Round 4 (#116) – 2B Brad Murphy, 18, from Sunrise Manor, NV – another patient batter (and switch-hitter) with good contact abilities and tremendous base stealing potential, but without McFarlin's defensive pedigree, just being able to hang onto second base, and that just barely…
Round 5 (#140) – SP/MR David Fernandez, 21, from St. Louis Park, MN – another left-hander with not much of a third pitch, but if all else fails, he can still fall back on that quite nasty slider and hope that his 91mph catapult pitch isn't picked out and upon too often
Round 6 (#164) – OF Edgar Espinosa, 18, from Camuy, Puerto Rico – our scout sees a contact bat with gap power and speed, but not much of an outfield arm, while BNN sees a career minor leaguer with so-so stats in high school in Tennessee.
Round 7 (#188) – SS Justin Fowler, 18, from Florence, KY – bat could be more steady, eyes could be more precise, and his brains more patient, and the hands aren't very steady either…
Round 8 (#212) – C Zach Mandeville, 22, from Johnson City, TN – we agreed it was time to draft a catcher, any catcher, and it was also his birthday…
Round 9 (#236) – MR Alvin Gallegos, 21, from Trujillo Alto, Puerto Rico – right-hander with a 90mph fastball and a decent curveball
Round 10 (#260) – LF/RF Danny Azulay, 19, from Sylvester, GA – imagines himself as a famous slugger with several home run titles; pitchers, coaches, scouts, fans, his peers, his mother, and Mother Nature not least all think otherwise…
Round 11 (#284) – SP Dusty Kuhlman, 19, from Lawnside, NJ – this years's Nick Brown Memorial Pick has a lot of stamina, a slider, and a sturdy neck that has already withstood a lot of spinning around to catch a last glimpse of a murdered baseball gasping as it crosses the plane over the outfield fence.
Round 12 (#308) – RF/LF Josh Cleveland, 18, from Brooklyn, NY – lazy bum with a knack for being a drama queen on strike three calls…
Round 13 (#332) – LF/RF Greg Brinson, 19, from Springfield, NJ – not a lot to love about this bland, trying-but-always-failing kid; his stepmother agrees with that assessment…

+++

All draft picks were assigned to single-A Aumsville. Of course, with the influx of dubious talent, we also have to get rid of even more dubious talent.
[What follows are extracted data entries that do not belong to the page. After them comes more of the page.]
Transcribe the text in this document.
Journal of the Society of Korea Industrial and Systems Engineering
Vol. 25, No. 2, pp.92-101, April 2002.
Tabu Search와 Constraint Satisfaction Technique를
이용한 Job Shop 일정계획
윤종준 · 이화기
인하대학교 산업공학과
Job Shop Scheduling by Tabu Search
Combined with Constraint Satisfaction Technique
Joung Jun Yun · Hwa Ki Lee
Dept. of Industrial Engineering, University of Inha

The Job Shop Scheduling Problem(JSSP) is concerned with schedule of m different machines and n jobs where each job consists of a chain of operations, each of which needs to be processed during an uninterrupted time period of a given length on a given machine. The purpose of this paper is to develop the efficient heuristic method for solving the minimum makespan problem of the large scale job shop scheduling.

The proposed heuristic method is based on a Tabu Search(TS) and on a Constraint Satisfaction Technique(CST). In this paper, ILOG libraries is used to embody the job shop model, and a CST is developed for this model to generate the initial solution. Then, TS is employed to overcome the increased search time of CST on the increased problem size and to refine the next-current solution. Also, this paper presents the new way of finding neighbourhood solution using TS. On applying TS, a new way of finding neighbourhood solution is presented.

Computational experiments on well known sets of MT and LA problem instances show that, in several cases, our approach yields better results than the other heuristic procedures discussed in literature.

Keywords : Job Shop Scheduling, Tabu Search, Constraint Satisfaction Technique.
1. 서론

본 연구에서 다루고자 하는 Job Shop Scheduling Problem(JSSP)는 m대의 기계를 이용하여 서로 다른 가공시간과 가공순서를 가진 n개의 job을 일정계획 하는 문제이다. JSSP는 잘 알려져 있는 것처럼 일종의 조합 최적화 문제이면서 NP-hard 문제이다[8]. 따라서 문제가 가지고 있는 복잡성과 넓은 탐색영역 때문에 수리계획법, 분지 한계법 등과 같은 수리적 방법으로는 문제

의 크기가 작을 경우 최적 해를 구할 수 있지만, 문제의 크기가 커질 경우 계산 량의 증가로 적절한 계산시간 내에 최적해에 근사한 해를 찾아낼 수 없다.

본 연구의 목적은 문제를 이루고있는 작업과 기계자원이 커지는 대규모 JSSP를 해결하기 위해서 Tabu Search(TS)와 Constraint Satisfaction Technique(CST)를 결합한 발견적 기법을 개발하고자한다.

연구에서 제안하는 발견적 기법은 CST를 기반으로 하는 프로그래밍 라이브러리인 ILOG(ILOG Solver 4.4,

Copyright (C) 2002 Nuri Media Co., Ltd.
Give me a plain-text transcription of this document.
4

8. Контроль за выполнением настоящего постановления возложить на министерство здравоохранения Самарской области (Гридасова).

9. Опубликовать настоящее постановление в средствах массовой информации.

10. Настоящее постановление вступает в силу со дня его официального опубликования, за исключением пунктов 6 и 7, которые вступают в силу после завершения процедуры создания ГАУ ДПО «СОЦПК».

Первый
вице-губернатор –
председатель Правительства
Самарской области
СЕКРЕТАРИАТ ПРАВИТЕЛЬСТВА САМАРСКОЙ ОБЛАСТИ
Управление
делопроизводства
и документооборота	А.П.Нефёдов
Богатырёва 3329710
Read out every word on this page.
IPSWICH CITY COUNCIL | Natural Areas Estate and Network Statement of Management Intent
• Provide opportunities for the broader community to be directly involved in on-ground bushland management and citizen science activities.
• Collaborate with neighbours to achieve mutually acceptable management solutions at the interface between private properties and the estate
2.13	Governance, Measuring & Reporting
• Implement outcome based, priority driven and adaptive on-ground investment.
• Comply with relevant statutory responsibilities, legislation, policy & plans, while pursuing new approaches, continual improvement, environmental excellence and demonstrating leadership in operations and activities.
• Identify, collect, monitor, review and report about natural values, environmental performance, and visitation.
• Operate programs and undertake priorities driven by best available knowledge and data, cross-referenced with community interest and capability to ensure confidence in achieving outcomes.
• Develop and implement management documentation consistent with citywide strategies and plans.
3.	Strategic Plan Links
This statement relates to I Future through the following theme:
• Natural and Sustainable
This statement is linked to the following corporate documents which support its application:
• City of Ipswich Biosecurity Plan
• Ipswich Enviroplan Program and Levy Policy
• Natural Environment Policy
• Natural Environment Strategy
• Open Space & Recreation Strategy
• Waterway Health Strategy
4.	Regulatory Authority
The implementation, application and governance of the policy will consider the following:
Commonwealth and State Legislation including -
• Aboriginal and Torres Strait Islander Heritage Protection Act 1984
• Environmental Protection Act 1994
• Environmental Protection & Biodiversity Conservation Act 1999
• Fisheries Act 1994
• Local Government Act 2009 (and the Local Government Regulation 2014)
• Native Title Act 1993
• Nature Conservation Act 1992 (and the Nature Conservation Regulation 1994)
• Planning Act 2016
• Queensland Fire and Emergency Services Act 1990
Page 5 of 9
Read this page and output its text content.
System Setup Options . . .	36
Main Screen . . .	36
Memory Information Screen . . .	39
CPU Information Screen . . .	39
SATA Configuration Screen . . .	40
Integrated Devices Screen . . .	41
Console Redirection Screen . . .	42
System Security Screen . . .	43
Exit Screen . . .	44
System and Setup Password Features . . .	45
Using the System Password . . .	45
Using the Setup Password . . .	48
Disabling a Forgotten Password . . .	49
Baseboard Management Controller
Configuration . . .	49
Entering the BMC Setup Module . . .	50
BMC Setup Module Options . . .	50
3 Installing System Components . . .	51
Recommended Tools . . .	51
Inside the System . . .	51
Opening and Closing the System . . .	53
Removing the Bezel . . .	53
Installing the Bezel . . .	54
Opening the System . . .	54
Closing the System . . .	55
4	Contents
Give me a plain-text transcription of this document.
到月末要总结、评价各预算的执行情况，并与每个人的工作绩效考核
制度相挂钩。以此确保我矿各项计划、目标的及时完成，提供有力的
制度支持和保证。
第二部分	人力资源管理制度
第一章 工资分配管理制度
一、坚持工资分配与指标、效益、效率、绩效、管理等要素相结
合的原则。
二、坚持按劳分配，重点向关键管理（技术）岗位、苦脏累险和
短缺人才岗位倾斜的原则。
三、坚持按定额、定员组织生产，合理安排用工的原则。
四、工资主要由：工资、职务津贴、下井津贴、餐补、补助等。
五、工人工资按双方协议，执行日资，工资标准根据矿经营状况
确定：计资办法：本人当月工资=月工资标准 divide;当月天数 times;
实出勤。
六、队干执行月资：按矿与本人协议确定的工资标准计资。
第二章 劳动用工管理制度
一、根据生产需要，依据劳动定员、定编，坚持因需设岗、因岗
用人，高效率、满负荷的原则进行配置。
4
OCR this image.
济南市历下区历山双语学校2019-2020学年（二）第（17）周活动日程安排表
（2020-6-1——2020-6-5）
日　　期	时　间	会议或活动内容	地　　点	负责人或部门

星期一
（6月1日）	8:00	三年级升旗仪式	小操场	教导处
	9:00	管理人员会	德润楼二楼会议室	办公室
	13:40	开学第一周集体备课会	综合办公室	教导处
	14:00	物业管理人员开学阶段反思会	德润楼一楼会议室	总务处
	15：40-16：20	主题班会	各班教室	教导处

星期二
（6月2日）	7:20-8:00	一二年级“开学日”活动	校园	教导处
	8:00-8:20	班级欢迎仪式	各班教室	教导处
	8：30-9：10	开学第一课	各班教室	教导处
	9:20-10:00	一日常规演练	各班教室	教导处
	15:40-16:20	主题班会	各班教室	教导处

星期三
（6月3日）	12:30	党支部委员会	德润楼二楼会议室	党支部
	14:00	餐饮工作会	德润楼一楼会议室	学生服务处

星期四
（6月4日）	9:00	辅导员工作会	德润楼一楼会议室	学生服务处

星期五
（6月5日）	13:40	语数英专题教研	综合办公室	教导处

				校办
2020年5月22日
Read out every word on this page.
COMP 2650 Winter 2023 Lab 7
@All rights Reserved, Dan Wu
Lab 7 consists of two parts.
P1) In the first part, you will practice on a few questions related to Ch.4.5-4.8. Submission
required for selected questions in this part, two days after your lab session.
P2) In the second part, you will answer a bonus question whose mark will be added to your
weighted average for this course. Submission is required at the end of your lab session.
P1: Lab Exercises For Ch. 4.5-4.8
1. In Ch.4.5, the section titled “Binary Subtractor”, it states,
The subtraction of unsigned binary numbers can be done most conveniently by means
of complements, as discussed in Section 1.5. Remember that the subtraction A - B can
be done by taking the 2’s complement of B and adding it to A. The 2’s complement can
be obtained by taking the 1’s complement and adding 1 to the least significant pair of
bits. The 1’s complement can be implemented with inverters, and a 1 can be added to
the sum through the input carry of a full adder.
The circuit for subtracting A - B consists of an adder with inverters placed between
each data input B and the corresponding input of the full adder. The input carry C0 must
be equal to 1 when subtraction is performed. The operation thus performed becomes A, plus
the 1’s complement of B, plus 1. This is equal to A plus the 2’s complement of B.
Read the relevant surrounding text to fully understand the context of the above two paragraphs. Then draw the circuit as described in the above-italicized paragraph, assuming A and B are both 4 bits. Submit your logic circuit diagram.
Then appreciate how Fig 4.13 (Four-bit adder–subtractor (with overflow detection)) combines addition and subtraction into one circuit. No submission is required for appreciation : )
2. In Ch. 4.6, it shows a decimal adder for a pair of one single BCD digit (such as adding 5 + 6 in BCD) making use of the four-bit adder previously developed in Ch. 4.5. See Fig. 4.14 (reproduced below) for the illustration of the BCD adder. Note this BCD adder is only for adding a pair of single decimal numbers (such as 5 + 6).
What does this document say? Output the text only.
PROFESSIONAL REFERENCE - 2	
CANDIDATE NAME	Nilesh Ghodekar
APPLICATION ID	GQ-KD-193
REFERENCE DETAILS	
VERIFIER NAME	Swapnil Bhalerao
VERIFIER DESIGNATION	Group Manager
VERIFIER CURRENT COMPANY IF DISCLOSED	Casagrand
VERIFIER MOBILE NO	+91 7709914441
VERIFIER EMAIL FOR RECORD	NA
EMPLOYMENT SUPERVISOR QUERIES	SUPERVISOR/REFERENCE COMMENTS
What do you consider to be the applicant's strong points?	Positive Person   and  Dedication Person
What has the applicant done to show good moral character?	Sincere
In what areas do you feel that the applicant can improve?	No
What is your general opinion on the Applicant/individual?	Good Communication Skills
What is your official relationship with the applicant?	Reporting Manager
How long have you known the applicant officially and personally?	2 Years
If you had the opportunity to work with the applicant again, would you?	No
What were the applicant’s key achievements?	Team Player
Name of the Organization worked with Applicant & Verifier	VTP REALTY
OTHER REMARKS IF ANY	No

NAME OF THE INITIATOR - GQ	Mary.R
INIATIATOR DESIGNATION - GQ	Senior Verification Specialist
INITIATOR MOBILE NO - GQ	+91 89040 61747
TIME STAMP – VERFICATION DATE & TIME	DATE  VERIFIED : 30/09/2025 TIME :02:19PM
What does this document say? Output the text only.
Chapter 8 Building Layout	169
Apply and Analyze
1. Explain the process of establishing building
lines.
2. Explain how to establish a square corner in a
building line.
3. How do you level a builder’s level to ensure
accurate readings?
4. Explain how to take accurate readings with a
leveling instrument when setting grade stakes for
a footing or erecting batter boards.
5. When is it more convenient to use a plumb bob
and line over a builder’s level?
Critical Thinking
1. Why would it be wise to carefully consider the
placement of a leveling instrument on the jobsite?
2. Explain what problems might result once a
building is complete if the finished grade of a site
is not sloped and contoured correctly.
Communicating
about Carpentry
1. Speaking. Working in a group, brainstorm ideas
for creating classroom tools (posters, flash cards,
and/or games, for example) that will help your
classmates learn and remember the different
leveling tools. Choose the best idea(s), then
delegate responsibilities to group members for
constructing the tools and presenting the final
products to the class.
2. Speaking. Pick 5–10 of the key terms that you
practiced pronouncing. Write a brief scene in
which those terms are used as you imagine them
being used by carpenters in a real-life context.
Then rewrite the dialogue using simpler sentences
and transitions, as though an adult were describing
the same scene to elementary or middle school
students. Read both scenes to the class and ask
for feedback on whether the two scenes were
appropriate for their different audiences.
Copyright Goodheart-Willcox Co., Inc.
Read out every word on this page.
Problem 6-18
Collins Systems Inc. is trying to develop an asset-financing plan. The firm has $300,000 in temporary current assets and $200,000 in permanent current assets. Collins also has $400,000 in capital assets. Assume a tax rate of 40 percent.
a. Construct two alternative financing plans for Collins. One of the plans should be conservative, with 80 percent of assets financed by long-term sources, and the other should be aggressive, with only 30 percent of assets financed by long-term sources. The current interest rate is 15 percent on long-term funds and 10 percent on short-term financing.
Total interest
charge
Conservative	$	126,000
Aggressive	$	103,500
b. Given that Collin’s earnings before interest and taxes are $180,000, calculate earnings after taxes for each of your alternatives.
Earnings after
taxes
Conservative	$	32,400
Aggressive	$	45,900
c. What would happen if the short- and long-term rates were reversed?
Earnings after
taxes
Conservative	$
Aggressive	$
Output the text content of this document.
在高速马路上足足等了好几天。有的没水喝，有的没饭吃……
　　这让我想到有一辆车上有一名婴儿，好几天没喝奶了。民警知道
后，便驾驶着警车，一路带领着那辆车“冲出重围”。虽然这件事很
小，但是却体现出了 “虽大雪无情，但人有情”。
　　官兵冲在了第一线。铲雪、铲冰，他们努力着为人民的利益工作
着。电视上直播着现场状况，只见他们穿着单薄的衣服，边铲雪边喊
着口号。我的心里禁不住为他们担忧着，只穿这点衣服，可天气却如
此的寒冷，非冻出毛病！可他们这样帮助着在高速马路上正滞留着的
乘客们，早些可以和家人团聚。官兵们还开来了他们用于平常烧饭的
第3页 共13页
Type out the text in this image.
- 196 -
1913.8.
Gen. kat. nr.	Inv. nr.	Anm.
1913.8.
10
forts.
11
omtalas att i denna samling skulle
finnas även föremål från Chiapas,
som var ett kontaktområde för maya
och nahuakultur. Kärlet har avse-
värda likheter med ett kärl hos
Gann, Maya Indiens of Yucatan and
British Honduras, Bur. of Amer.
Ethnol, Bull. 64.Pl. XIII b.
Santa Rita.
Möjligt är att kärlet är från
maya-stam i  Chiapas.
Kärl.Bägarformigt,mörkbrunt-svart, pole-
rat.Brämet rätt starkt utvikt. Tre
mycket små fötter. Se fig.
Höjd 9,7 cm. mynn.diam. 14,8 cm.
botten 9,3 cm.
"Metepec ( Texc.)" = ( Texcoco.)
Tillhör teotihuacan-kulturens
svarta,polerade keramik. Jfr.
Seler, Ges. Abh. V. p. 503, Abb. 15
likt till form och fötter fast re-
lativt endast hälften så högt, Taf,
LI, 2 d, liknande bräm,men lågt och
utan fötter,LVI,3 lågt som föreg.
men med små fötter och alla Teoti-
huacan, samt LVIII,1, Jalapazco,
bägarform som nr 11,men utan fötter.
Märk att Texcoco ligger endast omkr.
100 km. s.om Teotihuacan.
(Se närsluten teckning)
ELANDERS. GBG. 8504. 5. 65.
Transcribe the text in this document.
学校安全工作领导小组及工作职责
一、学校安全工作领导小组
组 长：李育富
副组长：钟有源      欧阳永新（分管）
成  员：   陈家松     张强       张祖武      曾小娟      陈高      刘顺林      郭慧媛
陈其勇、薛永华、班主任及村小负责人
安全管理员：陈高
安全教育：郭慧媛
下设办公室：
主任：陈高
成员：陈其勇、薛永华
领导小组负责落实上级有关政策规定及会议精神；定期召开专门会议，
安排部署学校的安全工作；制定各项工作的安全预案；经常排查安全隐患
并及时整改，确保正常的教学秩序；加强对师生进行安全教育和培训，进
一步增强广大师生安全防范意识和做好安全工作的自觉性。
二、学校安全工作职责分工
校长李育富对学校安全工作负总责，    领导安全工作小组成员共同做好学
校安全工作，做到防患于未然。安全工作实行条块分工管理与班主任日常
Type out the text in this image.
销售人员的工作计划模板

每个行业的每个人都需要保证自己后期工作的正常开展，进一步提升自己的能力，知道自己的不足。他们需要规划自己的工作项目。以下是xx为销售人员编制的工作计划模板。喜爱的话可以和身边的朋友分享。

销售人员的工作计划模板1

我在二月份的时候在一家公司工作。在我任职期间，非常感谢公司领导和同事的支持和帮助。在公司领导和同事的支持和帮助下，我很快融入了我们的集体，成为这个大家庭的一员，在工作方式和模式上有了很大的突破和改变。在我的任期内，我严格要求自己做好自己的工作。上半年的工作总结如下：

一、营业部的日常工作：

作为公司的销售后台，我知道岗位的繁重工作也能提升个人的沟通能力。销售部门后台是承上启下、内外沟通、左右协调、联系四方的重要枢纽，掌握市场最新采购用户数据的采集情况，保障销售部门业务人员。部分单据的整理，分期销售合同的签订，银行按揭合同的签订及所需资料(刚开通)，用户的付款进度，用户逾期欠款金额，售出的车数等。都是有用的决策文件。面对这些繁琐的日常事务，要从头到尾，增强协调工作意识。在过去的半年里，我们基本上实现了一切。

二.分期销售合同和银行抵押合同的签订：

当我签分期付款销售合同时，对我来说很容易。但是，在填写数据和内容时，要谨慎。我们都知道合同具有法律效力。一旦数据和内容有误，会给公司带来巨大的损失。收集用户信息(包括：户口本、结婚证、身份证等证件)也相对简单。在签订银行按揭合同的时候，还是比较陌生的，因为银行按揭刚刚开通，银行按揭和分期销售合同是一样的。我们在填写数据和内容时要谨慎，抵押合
2021 fourth-rounder Hank Gibson, a left-hander, first reached AAA in '22, and was never called up. He is now 29, has an 8.07 ERA on the season, and we can't support his act any longer. He wasn't even the longest-tenured AAA left-hander released, as we also canned 27-year-old 2020 ninth-rounder Matt Wilson, who actually did make the ABL roster once, making ten appearances for the '25 Coons for a 12.00 ERA.

Also culled: 2023 Nick Brown Memorial Pick, AA reliever Mike Mattice, who was mainly an expert in walking people (8.5 BB/9), 2026 seventh-rounder Marco Diaz (I suspect he's actually legally blind…), and a few others that have likely never been mentioned by name in the first place.